Indiana asks high court to review birth certificate ruling
LAFAYETTE, Ind. (AP) — Indiana’s attorney general’s office is asking the U.S. Supreme Court to review a federal appeals court’s ruling that sided with a gay married couple who challenged the state’s birth records law.
The petition, filed June 15, comes after the appeals court ruled in January that same-sex couples should have the same rights as other couples to be named as parents on birth certificates without having to go through the expense of an adoption process.
The Chicago-based 7th U.S. Circuit Court of Appeals reaffirmed a lower court’s ruling and sided with Ashlee and Ruby Henderson of Lafayette by finding that the state should recognize the couple’s children as their own.
Tom Fisher, solicitor general for Indiana, said in the state’s petition with the high court that the lower courts misinterpreted the intent of Indiana’s laws surrounding paternity and parental rights by extending presumption that a husband is the biological parent – “in absence of contrary evidence” – to the wife of a biological mother, the Journal & Courier reported.
The Hendersons’ Indianapolis-based attorney, Karen Celestino-Horseman, expressed disappointment that “Indiana continues to fight against families headed by same-sex spouses.”
“The Supreme Court has already spoken on this issue, and yet Indiana continues to expend resources fighting against same-sex marriage,” she said.

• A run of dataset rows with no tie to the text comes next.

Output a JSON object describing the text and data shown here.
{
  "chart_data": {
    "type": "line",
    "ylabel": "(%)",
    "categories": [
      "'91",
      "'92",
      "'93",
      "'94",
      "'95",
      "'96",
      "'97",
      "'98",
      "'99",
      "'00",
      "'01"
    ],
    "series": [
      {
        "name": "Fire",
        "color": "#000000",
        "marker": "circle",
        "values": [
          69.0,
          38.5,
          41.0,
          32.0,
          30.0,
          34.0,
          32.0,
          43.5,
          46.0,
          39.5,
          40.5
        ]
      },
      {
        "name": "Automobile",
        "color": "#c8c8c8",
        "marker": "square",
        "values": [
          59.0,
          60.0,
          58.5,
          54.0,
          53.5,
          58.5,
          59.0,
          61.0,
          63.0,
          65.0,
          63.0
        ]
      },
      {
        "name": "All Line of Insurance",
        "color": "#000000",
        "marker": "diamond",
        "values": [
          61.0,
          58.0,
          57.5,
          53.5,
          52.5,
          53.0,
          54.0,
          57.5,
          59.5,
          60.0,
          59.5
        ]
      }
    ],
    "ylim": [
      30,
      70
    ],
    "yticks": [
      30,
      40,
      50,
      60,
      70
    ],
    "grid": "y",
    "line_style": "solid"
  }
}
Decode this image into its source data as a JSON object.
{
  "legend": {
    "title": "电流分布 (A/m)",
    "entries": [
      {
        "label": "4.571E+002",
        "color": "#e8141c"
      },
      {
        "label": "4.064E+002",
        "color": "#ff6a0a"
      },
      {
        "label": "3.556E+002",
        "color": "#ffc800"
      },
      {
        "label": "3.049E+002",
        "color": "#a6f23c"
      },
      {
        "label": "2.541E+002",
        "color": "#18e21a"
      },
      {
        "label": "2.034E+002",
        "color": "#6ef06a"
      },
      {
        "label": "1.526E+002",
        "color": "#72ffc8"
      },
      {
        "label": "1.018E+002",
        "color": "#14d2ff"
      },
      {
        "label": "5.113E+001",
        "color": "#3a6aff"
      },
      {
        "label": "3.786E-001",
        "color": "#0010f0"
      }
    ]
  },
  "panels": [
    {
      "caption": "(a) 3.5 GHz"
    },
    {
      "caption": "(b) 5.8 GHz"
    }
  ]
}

In 2017, the U.S. Supreme Court ruled on a similar case out of Arkansas that revolved around married couples who conceive through artificial insemination. In that case, the Supreme Court ruled that the “constellation of benefits that the states have linked to marriage” extended to having the names of same-sex parents on a birth certificate.
The Hendersons, who wed in 2014, filed a lawsuit in 2015 after the Tippecanoe County Health Department denied them a birth certificate for their son with both of their names. They alleged that local and state health officials discriminated against them when county officials declined to put both of their names as parents on their son’s birth certificate.
The county at the time allowed only Ruby Henderson, the birth mother, to be listed as a parent.